I am currently in Colorado Springs, attending the National Association of Realtors Association Executive Institute (no, I’m not an NAR Association Executive ”“ they invited me to speak on “Applied Social Media”).
The conference is being held at the Broadmoor, a five-star resort hotel.
At the moment of arrival, the attention to detail and superior customer service was readily apparent. Granted, this is a resort hotel that’s been around for 90 years, so they know how to treat a guest.
But still, the customer service didn’t need to be this good.
Without fail, every single Broadmoor employee greeted me warmly and made me feel welcome.
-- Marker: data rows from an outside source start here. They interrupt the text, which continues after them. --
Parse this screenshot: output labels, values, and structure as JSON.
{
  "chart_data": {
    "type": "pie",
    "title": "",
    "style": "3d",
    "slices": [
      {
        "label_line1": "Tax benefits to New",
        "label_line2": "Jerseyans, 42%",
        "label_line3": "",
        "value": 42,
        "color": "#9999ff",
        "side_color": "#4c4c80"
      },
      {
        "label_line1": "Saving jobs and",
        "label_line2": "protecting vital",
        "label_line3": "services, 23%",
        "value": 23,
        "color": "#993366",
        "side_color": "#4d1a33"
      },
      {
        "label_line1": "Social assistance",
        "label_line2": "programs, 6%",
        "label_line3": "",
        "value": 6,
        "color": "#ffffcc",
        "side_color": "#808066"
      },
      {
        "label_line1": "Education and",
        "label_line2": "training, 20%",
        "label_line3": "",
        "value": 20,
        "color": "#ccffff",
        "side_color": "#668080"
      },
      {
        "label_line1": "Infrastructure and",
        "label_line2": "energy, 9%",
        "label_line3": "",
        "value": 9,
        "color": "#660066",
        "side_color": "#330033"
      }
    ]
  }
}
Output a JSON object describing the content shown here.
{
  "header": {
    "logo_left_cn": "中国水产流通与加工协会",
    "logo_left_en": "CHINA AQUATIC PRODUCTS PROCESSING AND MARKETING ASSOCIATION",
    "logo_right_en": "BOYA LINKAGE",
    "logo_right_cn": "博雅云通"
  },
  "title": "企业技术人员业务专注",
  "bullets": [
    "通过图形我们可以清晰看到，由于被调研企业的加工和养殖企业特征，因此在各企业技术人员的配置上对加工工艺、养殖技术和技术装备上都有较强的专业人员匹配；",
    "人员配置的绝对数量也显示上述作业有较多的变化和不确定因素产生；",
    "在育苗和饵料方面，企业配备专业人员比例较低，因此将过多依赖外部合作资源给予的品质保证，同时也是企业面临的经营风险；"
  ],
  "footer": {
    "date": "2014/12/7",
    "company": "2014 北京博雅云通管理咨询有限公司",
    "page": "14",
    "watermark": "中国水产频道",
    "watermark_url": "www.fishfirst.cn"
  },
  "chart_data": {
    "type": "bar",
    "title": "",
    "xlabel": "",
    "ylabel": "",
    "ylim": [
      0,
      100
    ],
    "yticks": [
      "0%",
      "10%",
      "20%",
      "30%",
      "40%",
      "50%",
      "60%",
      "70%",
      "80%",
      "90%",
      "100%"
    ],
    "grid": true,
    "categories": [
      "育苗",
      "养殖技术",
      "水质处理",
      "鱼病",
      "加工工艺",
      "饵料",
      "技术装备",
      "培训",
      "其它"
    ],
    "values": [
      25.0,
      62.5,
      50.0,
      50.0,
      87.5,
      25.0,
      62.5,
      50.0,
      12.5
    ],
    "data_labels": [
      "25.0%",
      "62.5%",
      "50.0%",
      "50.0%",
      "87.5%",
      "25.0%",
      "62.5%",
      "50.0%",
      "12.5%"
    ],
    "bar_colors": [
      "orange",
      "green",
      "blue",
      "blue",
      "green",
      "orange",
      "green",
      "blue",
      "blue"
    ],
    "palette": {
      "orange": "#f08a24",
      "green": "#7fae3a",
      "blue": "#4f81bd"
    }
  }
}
Every single one, every time.
The bellhop knew I was there for a speaking gig (because he asked. And listened). He asked me if I needed my suit pressed. I told him it was probably fine. The next morning they called, wanting to be sure my clothes were OK after I unpacked them.
My wake-up calls were personal, not some automated voice system. Every time they asked if there was anything I needed. Every time. Once the young lady said very nicely that I sounded really tired and asked if she should call back in 15 minutes to be sure I hadn’t fallen back asleep. She woke me from a great dream precisely 15 minutes later. Had she not offered to call back, I just might have missed my speaking engagement.
So where am I going with all this?
“Jay, you were staying at a five-star resort. Of course the customer service was fabulous”, you might be thinking.
Indeed, fabulous customer service should be expected at a place like this. But it was the little things that really caught my attention. Would it have made my stay any less pleasant if the guy vacuuming the rug at 2:00am hadn’t said, “Good evening sir, how are you?” No. Was it entirely necessary for some staffer go out of the way to hold the door open for me? No.
What this type of service makes me ponder is this: are we doing everything humanly possible to make our real estate clients say, “Holy crap these guys are amazing!”
Nope. I do believe we provide great service. But there is always room for improvement.
I want every client, prospective client and even just the casual site visitor to go away thinking, “It can’t get any better than this”. I want to be the Broadmoor of real estate.
I’m not sure (yet) exactly what that will take, but I’m going to figure it out.